Abstract We investigated the effect of M16209 (1-(3-bromobenzo[b]furan-2-ylsulfonyl)hydantoin) on glucose transport and the insulin signaling system in mouse-derived 3T3-L1 adipocytes. When M 16209 (30 and 100 μM) was added to 3T3-L1 adipocytes and preincubated for 24 hours, the uptake of 2-deoxy-D-[ 3 H]-glucose (2-DG) after insulin stimulation was enhanced. This effect was seen when preincubation with M16209 was performed in the presence of 6 and 20 ng ml insulin, but M 16209 did not increase the response to 600 ng ml insulin. M16209 (100 μM) did not interfere with 125 I-insulin binding or with tyrosine phosphorylation of the insulin receptor β-subunit and IRS-1. M16209 (100 μM) also had no effect on the level of glucose transporter (GLUT1 and GLUT4) protein, but it promoted the translocation of intracellular GLUT4 to the plasma membrane.

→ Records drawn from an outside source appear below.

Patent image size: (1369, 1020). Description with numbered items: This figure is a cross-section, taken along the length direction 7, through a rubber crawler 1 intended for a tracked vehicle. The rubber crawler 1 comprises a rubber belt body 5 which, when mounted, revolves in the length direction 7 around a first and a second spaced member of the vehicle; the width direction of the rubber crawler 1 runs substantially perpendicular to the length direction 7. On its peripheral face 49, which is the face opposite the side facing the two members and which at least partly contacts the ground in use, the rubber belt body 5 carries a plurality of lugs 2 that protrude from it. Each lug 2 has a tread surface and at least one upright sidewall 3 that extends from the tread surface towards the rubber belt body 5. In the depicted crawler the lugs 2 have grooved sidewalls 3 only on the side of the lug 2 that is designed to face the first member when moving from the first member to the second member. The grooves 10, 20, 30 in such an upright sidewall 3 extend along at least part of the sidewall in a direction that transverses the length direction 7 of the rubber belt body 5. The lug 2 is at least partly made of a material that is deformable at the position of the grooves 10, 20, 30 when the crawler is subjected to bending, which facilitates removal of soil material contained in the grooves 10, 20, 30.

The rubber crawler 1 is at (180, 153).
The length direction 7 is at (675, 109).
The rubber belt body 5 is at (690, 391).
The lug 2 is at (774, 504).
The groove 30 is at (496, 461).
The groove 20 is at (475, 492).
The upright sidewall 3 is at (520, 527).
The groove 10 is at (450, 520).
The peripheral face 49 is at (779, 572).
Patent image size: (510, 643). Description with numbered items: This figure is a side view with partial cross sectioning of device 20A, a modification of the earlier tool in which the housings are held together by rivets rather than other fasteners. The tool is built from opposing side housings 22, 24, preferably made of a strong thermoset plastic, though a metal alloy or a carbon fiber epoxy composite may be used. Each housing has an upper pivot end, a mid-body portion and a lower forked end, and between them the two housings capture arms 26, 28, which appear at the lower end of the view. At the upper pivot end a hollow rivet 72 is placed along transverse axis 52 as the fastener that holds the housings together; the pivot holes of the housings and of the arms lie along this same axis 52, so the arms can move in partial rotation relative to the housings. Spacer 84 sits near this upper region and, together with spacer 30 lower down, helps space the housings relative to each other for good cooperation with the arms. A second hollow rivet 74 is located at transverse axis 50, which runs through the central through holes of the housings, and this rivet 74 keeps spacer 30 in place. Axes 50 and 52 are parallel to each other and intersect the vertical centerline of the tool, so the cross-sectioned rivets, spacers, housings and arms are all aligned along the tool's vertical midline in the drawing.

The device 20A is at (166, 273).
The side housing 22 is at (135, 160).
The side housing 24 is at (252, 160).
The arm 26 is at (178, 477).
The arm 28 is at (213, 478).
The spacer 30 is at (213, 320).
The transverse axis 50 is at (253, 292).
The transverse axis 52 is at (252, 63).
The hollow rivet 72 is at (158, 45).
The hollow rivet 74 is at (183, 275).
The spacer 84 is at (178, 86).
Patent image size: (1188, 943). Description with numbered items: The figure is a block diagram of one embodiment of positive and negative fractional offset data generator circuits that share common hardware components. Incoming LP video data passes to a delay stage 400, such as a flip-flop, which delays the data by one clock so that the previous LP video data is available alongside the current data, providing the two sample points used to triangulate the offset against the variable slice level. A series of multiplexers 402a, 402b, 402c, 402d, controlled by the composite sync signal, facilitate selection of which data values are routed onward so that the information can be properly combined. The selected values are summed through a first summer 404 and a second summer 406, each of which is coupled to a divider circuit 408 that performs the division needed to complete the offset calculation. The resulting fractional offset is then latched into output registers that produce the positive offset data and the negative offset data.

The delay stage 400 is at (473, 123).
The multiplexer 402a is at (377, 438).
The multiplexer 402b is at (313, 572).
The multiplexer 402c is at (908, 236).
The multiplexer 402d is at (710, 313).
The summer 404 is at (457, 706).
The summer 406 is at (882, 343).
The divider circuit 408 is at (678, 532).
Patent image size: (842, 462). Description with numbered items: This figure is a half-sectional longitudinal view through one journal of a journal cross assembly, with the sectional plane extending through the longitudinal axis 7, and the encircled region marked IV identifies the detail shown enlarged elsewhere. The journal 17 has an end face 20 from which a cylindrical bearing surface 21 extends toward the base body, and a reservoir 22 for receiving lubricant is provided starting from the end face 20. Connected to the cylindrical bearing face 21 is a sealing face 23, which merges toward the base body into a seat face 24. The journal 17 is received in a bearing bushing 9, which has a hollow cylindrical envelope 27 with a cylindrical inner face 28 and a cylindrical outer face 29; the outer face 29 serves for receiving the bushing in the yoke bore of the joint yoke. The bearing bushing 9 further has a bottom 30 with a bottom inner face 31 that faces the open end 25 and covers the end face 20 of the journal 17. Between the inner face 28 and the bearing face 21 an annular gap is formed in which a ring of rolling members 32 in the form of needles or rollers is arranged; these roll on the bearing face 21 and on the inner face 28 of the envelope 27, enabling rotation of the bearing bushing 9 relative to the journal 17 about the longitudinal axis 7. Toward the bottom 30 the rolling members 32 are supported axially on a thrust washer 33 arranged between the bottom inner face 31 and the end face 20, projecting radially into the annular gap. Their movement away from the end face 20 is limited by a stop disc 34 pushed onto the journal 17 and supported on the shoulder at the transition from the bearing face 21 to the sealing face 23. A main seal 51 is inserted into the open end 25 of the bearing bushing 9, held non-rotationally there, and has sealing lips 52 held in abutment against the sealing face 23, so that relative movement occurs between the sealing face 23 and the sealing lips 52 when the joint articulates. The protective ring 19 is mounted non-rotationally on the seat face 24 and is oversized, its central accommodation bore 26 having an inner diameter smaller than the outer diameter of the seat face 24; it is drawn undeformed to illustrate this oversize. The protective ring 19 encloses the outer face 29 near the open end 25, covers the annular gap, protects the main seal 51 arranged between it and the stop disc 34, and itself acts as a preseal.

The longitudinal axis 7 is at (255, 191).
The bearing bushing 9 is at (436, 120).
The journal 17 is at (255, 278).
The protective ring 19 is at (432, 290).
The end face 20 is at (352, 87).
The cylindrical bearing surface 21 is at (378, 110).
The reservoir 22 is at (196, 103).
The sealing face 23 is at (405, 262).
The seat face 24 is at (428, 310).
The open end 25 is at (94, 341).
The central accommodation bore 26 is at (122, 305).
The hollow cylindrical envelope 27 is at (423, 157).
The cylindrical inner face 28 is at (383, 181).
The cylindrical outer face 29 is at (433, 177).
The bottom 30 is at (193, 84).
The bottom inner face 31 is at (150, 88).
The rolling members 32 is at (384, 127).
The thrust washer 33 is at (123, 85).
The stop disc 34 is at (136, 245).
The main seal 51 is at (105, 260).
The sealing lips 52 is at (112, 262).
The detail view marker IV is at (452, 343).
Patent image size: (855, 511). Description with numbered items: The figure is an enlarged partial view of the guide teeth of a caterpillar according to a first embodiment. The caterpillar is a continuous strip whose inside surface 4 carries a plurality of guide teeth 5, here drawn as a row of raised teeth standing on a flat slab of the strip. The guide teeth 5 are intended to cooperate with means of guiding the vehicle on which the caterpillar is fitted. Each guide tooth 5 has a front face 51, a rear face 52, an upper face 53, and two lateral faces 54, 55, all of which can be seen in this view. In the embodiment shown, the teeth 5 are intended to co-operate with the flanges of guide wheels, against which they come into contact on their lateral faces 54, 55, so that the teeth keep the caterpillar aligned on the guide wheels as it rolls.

In contrast, M 16209 had no effect on the translocation of GLUT1. In summary, M16209 enhanced 2-DG uptake by 3T3-L1 adipocytes. Insulin binding to its receptor, autophosphorylation of the insulin receptor β-subunit, and tyrosine phosphorylation of IRS-1 were unaffected by M 16209. However, translocation of GLUT4 from the intracellular pool to the plasma membrane was facilitated.